STATE COLLEGE, Pa. (AP) -- Penn State's youngsters passed a stiff test at the free-throw line and got a huge reward.

Stanley Pringle scored 19 points and Penn State went 16-of-20 from the foul line in the game's final four minutes to upend Michigan State (No. 7 ESPN/USA Today, No. 8 AP) 85-76 on Saturday night and snap the Spartans' five-game winning streak.

Talor Battle had 17 points and David Jackson added nine -- all from the free-throw line -- as the Nittany Lions scored their first win over a ranked team in two years.

No wonder fans rushed the court after the final buzzer sounded at the Jordan Center.

"It was crazy, I didn't know they would do that," Pringle said. "I didn't know whether to run or what."

The Nittany Lions faithful will remember this game for a while. Penn State came into night on a six-game losing streak and seemed like big underdogs to defeat one of the Big Ten's best teams, even in Happy Valley.

"This feels like a million dollars, I guess," said Battle, a freshman. "It's just one of those feelings that you can just talk about forever."

The odds were stacked against Penn State, especially without forward Geary Claxton, who was lost to a season-ending knee injury last month. Penn State (11-10, 3-6 Big Ten) has had trouble scoring since then, and failed to hit a field goal the last seven minutes against the Spartans (No. 8 AP).

Things looked bleak for Penn State after they squandered a 10-point advantage midway through the second half when Kalin Lucas darted through the lane for a bucket to give Michigan State (19-3, 7-2) a 60-58 lead.

But the Nittany Lions found relief through unlikely means -- on the foul line, where Penn State had shot just 59 percent entering Saturday.

Newcomers like Pringle, a junior transfer, and Jackson, a redshirt freshman, made key foul shots. Battle has played well this season at point guard.

Penn State broke a tie and took the lead for good behind free throws by Jamelle Cornley, Mike Walker and Pringle to go up 74-69 with 3:20 left.

The Spartans had trouble finding good shots, while the Nittany Lions kept hitting at the foul line, including four in the last 37 seconds by Pringle.

The band played the alma mater as fans mobbed the court. It was Penn State's first win over a ranked opponent since beating No. 6 Illinois on the road on Feb. 4, 2006, and the Nittany Lions first win over a ranked team at home, also over No. 6 Illinois on Jan. 31, 2001.

Penn State also ended an eight-game losing streak against Michigan State. Nittany Lions coach Ed DeChellis finally got the best of Spartans counterpart Tom Izzo.

"I think they would have been about 12-2 if they didn't have some injuries early, and if there's any slight bit of solace in this whole thing, that guy deserves to have something good happen to him because he's been through a lot," Izzo said about DeChellis.

Izzo's star guard, Drew Neitzel, struggled for the second straight game and finished 2-of-10 from the field for six points.
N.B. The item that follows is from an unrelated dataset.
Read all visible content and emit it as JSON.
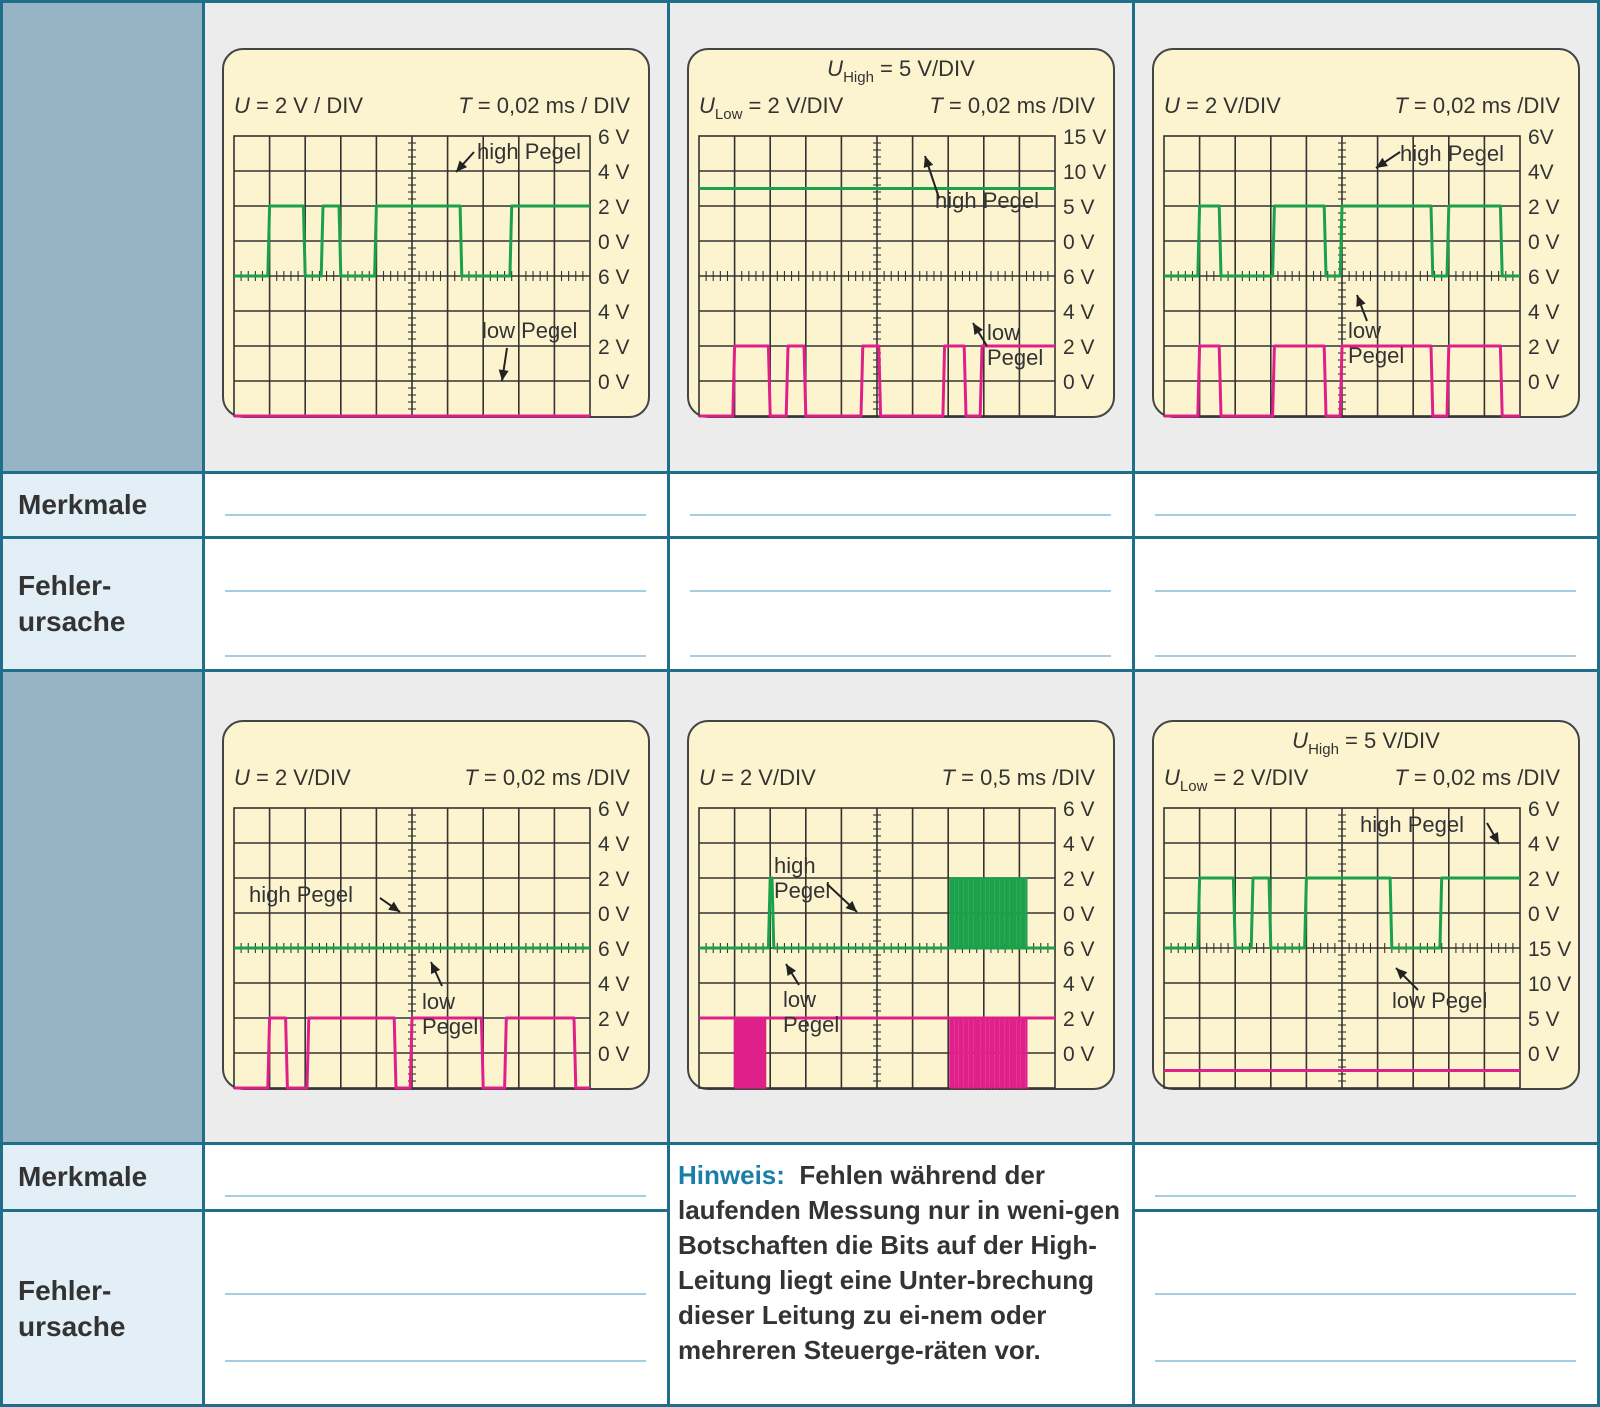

Neitzel scored 15 points in Michigan State's previous game, a 51-41 win over Illinois, but was just 4-of-12 from the field.

When asked if something was wrong with Neitzel, Izzo said the guard was not injured or sick before adding, "I don't blame you for asking that question."

Still, the athletic Spartans seemed to hold the upperhand in talent over the Nittany Lions, especially in the lane.

Lucas paced Michigan State with 18 points off the bench. The lightning-quick freshman did his best to make up for Neitzel's struggles, capping a 17-5 run with back-to-back layups to give Michigan State its 60-58 lead.

It was back-and-forth from there until Penn State pulled away at the line. Penn State finished 34-of-51 in free throw shooting for the game to make up for their field-goal woes.

Michigan State was off to the best 21-game start in school history, but that came to an abrupt halt in an unexpectedly tense game in Happy Valley.

"I'm thrilled. We kind of executed when needed to and made enough free throws at the right times to win," DeChellis said.